Antes incluso de comenzar a leerla ya me sorprendió el elogioso prólogo que incluye la reedición, escrito por el gran maestro del género, Dennis Lehane, autor de obras tan excepcionales como Mystic River, Shutter Island o Cualquier otro día. Lehane comienza su introducción de la siguiente manera: “Tienes en tus manos la novela negra que cambió las reglas del juego de los últimos cincuenta años. Posiblemente sea también una de las cuatro o cinco mejores novelas negras jamás escritas”. Quizá Lehane exagere un poco con esta última afirmación, aunque no cabe duda de que Higgins sí contribuyó y mucho a modificar los cánones establecidos hasta entonces.

Higgins era abogado y participó durante más de siete años en la lucha contra el crimen organizado de Boston, ostentando el cargo de ayudante del fiscal. Esto, sin duda, le dio una visión privilegiada de los entresijos más mezquinos del mundo criminal y de los bajos fondos de la época, lo cual, no solo le ofreció un buen caldo de cultivo para la que fuera su primera novela, sino que también le capacitó para reflejar esa hiperrealista escala de grises con la que impregna a todos sus personajes. No hay blanco ni negro para Higgins, ni buenos ni malos, ni ganadores ni perdedores, todos circulan por la vida a su aire; delincuentes de mayor o menor calibre que sobreviven como pueden día tras día, sin meterse los unos con los otros salvo que no haya más remedio que hacerlo. Los amigos de Eddie “Dedos” —apodo del protagonista— no son en realidad sus amigos, simplemente son tipos que coinciden con él en un bar o en algún que otro mercadeo turbio: un traficante de armas llamado Jackie Brown (¿os suena de algo este nombre?), dos atracadores de bancos, Scalisi y Valantropo, y Dillon, un barman enigmático y palabrero que esconde además otra ocupación oculta.

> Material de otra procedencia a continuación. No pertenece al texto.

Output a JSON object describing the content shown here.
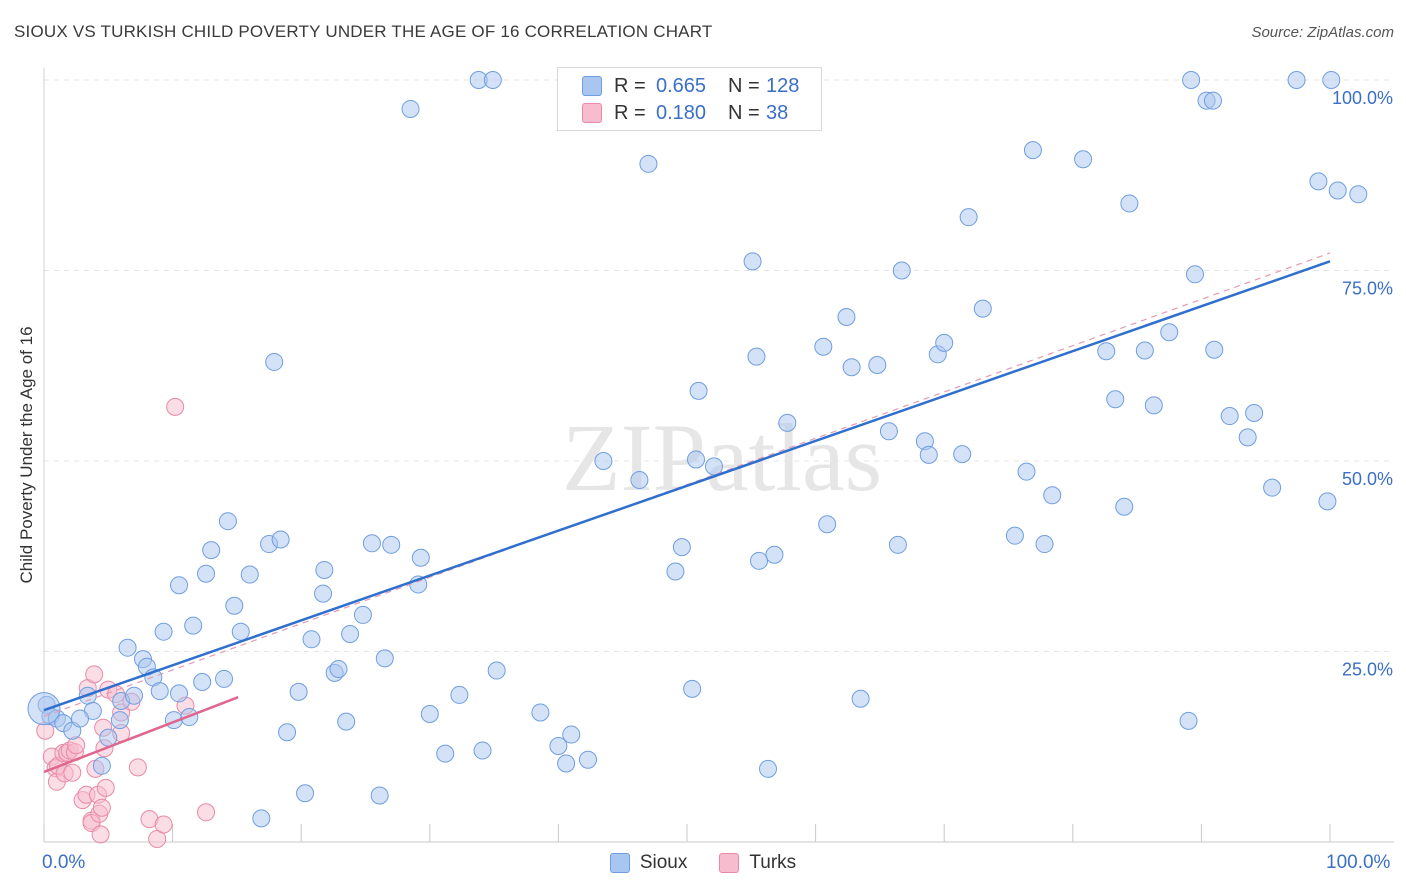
{
  "title": "SIOUX VS TURKISH CHILD POVERTY UNDER THE AGE OF 16 CORRELATION CHART",
  "source": "Source: ZipAtlas.com",
  "watermark": "ZIPatlas",
  "legend_stats": [
    {
      "series": "Sioux",
      "r_label": "R =",
      "r": "0.665",
      "n_label": "N =",
      "n": "128",
      "color": "#a9c6f0",
      "border": "#6f9ee0"
    },
    {
      "series": "Turks",
      "r_label": "R =",
      "r": "0.180",
      "n_label": "N =",
      "n": "38",
      "color": "#f7bccd",
      "border": "#e88aa7"
    }
  ],
  "chart_data": {
    "type": "scatter",
    "title": "SIOUX VS TURKISH CHILD POVERTY UNDER THE AGE OF 16 CORRELATION CHART",
    "xlabel": "",
    "ylabel": "Child Poverty Under the Age of 16",
    "xlim": [
      0,
      100
    ],
    "ylim": [
      0,
      100
    ],
    "x_tick_labels": [
      "0.0%",
      "100.0%"
    ],
    "y_tick_values": [
      25,
      50,
      75,
      100
    ],
    "y_tick_labels": [
      "25.0%",
      "50.0%",
      "75.0%",
      "100.0%"
    ],
    "grid": true,
    "legend_position": "bottom-center",
    "series": [
      {
        "name": "Sioux",
        "color": "#a9c6f0",
        "edge": "#6f9ee0",
        "trend": {
          "x0": 0,
          "y0": 17.3,
          "x1": 100,
          "y1": 76.2,
          "color": "#2f6fce"
        },
        "dashed_trend": {
          "x0": 0,
          "y0": 16.5,
          "x1": 100,
          "y1": 77.3,
          "color": "#e59ab4"
        },
        "points": [
          [
            0.2,
            18
          ],
          [
            0.5,
            16.5
          ],
          [
            1.0,
            16.2
          ],
          [
            1.5,
            15.6
          ],
          [
            2.2,
            14.6
          ],
          [
            3.4,
            19.2
          ],
          [
            3.8,
            17.2
          ],
          [
            2.8,
            16.2
          ],
          [
            4.5,
            10.0
          ],
          [
            5.0,
            13.7
          ],
          [
            6.0,
            18.5
          ],
          [
            5.9,
            16.0
          ],
          [
            6.5,
            25.5
          ],
          [
            7.0,
            19.2
          ],
          [
            7.7,
            24.0
          ],
          [
            8.0,
            23.0
          ],
          [
            8.5,
            21.6
          ],
          [
            9.0,
            19.8
          ],
          [
            9.3,
            27.6
          ],
          [
            10.1,
            16.0
          ],
          [
            10.5,
            33.7
          ],
          [
            10.5,
            19.5
          ],
          [
            11.3,
            16.4
          ],
          [
            11.6,
            28.4
          ],
          [
            12.3,
            21.0
          ],
          [
            12.6,
            35.2
          ],
          [
            13.0,
            38.3
          ],
          [
            14.0,
            21.4
          ],
          [
            14.3,
            42.1
          ],
          [
            14.8,
            31.0
          ],
          [
            15.3,
            27.6
          ],
          [
            16.0,
            35.1
          ],
          [
            16.9,
            3.1
          ],
          [
            17.5,
            39.1
          ],
          [
            17.9,
            63.0
          ],
          [
            18.4,
            39.7
          ],
          [
            18.9,
            14.4
          ],
          [
            19.8,
            19.7
          ],
          [
            20.3,
            6.4
          ],
          [
            20.8,
            26.6
          ],
          [
            21.7,
            32.6
          ],
          [
            21.8,
            35.7
          ],
          [
            22.6,
            22.2
          ],
          [
            22.9,
            22.7
          ],
          [
            23.5,
            15.8
          ],
          [
            23.8,
            27.3
          ],
          [
            24.8,
            29.8
          ],
          [
            25.5,
            39.2
          ],
          [
            26.1,
            6.1
          ],
          [
            26.5,
            24.1
          ],
          [
            27.0,
            39.0
          ],
          [
            28.5,
            96.2
          ],
          [
            29.1,
            33.8
          ],
          [
            29.3,
            37.3
          ],
          [
            30.0,
            16.8
          ],
          [
            31.2,
            11.6
          ],
          [
            32.3,
            19.3
          ],
          [
            33.8,
            100
          ],
          [
            34.1,
            12.0
          ],
          [
            34.9,
            100
          ],
          [
            35.2,
            22.5
          ],
          [
            38.6,
            17.0
          ],
          [
            40.0,
            12.6
          ],
          [
            40.6,
            10.3
          ],
          [
            41.0,
            14.1
          ],
          [
            41.5,
            100
          ],
          [
            42.3,
            10.8
          ],
          [
            43.5,
            50.0
          ],
          [
            46.3,
            47.5
          ],
          [
            47.0,
            89.0
          ],
          [
            49.1,
            35.5
          ],
          [
            49.6,
            38.7
          ],
          [
            50.4,
            20.1
          ],
          [
            50.7,
            50.2
          ],
          [
            50.9,
            59.2
          ],
          [
            52.1,
            49.3
          ],
          [
            55.1,
            76.2
          ],
          [
            55.4,
            63.7
          ],
          [
            55.6,
            36.9
          ],
          [
            56.3,
            9.6
          ],
          [
            56.8,
            37.7
          ],
          [
            57.8,
            55.0
          ],
          [
            60.6,
            65.0
          ],
          [
            60.9,
            41.7
          ],
          [
            62.4,
            68.9
          ],
          [
            62.8,
            62.3
          ],
          [
            63.5,
            18.8
          ],
          [
            64.8,
            62.6
          ],
          [
            65.7,
            53.9
          ],
          [
            66.4,
            39.0
          ],
          [
            66.7,
            75.0
          ],
          [
            68.5,
            52.6
          ],
          [
            68.8,
            50.8
          ],
          [
            69.5,
            64.0
          ],
          [
            70.0,
            65.5
          ],
          [
            71.4,
            50.9
          ],
          [
            71.9,
            82.0
          ],
          [
            73.0,
            70.0
          ],
          [
            75.5,
            40.2
          ],
          [
            76.4,
            48.6
          ],
          [
            76.9,
            90.8
          ],
          [
            77.8,
            39.1
          ],
          [
            78.4,
            45.5
          ],
          [
            80.8,
            89.6
          ],
          [
            82.6,
            64.4
          ],
          [
            83.3,
            58.1
          ],
          [
            84.0,
            44.0
          ],
          [
            84.4,
            83.8
          ],
          [
            85.6,
            64.5
          ],
          [
            86.3,
            57.3
          ],
          [
            87.5,
            66.9
          ],
          [
            89.0,
            15.9
          ],
          [
            89.2,
            100
          ],
          [
            89.5,
            74.5
          ],
          [
            90.4,
            97.3
          ],
          [
            90.9,
            97.3
          ],
          [
            91.0,
            64.6
          ],
          [
            92.2,
            55.9
          ],
          [
            93.6,
            53.1
          ],
          [
            94.1,
            56.3
          ],
          [
            95.5,
            46.5
          ],
          [
            97.4,
            100
          ],
          [
            99.1,
            86.7
          ],
          [
            99.8,
            44.7
          ],
          [
            100.1,
            100
          ],
          [
            100.6,
            85.5
          ],
          [
            102.2,
            85.0
          ],
          [
            0.0,
            17.5
          ]
        ]
      },
      {
        "name": "Turks",
        "color": "#f7bccd",
        "edge": "#e88aa7",
        "trend": {
          "x0": 0,
          "y0": 9.2,
          "x1": 15.1,
          "y1": 19.0,
          "color": "#e0668d"
        },
        "points": [
          [
            0.1,
            14.6
          ],
          [
            0.6,
            11.2
          ],
          [
            0.9,
            9.7
          ],
          [
            1.0,
            7.9
          ],
          [
            1.1,
            10.0
          ],
          [
            1.5,
            11.7
          ],
          [
            1.6,
            9.0
          ],
          [
            1.8,
            11.7
          ],
          [
            2.0,
            12.0
          ],
          [
            2.2,
            9.1
          ],
          [
            2.4,
            11.8
          ],
          [
            2.5,
            12.7
          ],
          [
            3.0,
            5.5
          ],
          [
            3.3,
            6.2
          ],
          [
            3.4,
            20.2
          ],
          [
            3.7,
            2.8
          ],
          [
            3.7,
            2.5
          ],
          [
            3.9,
            22.0
          ],
          [
            4.0,
            9.6
          ],
          [
            4.2,
            6.2
          ],
          [
            4.3,
            3.7
          ],
          [
            4.4,
            1.0
          ],
          [
            4.5,
            4.5
          ],
          [
            4.6,
            15.0
          ],
          [
            4.7,
            12.3
          ],
          [
            4.8,
            7.1
          ],
          [
            5.0,
            20.0
          ],
          [
            5.6,
            19.4
          ],
          [
            6.0,
            17.0
          ],
          [
            6.0,
            14.3
          ],
          [
            7.3,
            9.8
          ],
          [
            8.2,
            3.0
          ],
          [
            8.8,
            0.4
          ],
          [
            9.3,
            2.3
          ],
          [
            10.2,
            57.1
          ],
          [
            11.0,
            17.9
          ],
          [
            12.6,
            3.9
          ],
          [
            6.8,
            18.4
          ]
        ]
      }
    ]
  }
}
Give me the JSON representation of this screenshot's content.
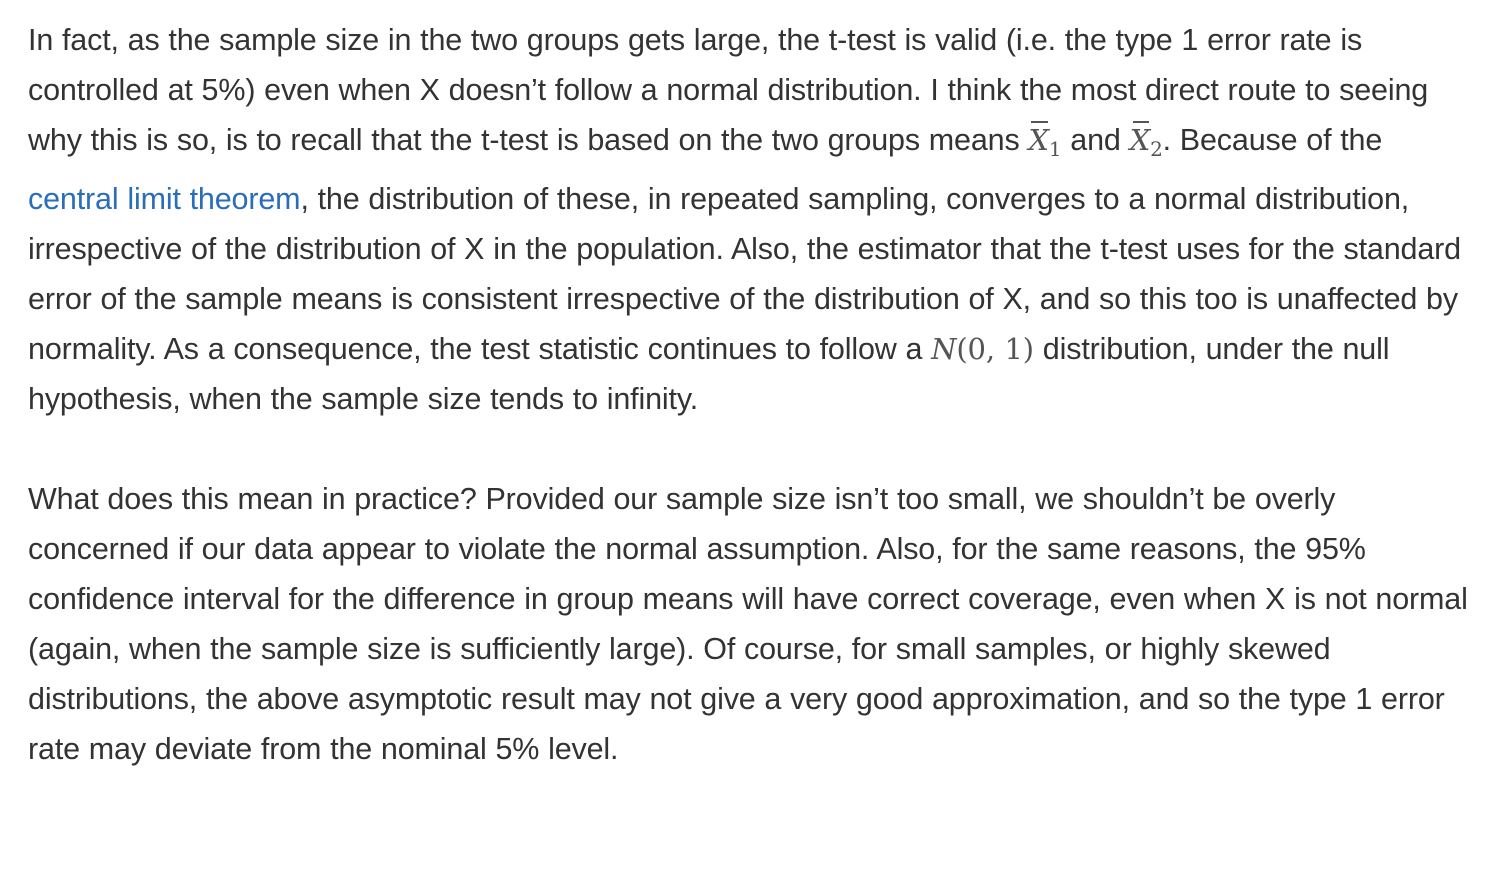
{
  "article": {
    "p1": {
      "t1": "In fact, as the sample size in the two groups gets large, the t-test is valid (i.e. the type 1 error rate is controlled at 5%) even when X doesn’t follow a normal distribution. I think the most direct route to seeing why this is so, is to recall that the t-test is based on the two groups means ",
      "m1_var": "X",
      "m1_sub": "1",
      "t2": " and ",
      "m2_var": "X",
      "m2_sub": "2",
      "t3": ". Because of the ",
      "link": "central limit theorem",
      "t4": ", the distribution of these, in repeated sampling, converges to a normal distribution, irrespective of the distribution of X in the population. Also, the estimator that the t-test uses for the standard error of the sample means is consistent irrespective of the distribution of X, and so this too is unaffected by normality. As a consequence, the test statistic continues to follow a ",
      "m3_var": "N",
      "m3_args": "(0, 1)",
      "t5": " distribution, under the null hypothesis, when the sample size tends to infinity."
    },
    "p2": "What does this mean in practice? Provided our sample size isn’t too small, we shouldn’t be overly concerned if our data appear to violate the normal assumption. Also, for the same reasons, the 95% confidence interval for the difference in group means will have correct coverage, even when X is not normal (again, when the sample size is sufficiently large). Of course, for small samples, or highly skewed distributions, the above asymptotic result may not give a very good approximation, and so the type 1 error rate may deviate from the nominal 5% level.",
    "colors": {
      "text": "#333333",
      "link": "#2a6ebb",
      "math": "#555555"
    }
  }
}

Todos ellos se ocupan de sus propios asuntos mientras Dave Foley, un agente federal que simplemente hace su trabajo, presiona al protagonista para que haga de soplón y delate a alguno de sus ‘amigos’. Foley tiene bien cogido por las pelotas a Eddie, ya que la suerte hizo que la pasma le trincase cuando participaba en  un trapicheo de contrabando y, por lo tanto, debe jugar bien sus cartas si no quiere acabar en el trullo. En resumen, Higgins crea una trama sórdida y absorbente básicamente hilvanada por medio de los magistrales diálogos que mantienen los personajes.

Leyendo a Higgins es inevitable acordarnos de otros autores que también contribuyeron a romper con la típica novela detectivesca de Hammett o Chandler y que nos presentaron sus historias desde un punto de vista mucho más realista y desgarrador. El criminal se convierte en el protagonista y lo más curioso es que el lector lo agradece. Esos tipos duros, moralmente siempre correctos y que son capaces de morrearse a la chica simplemente con soltar tres o cuatro frases de película, dan paso a otros personajes muy distintos. El ex convicto no rehabilitado de Edward Bunker o el sheriff corrupto y psicópata de Jim Thompson son buenas muestras de ello. En fin, la buena novela negra se reinventa con el tiempo y, por lo menos a mí, me apasiona en todas sus vertientes, sea de la época que sea.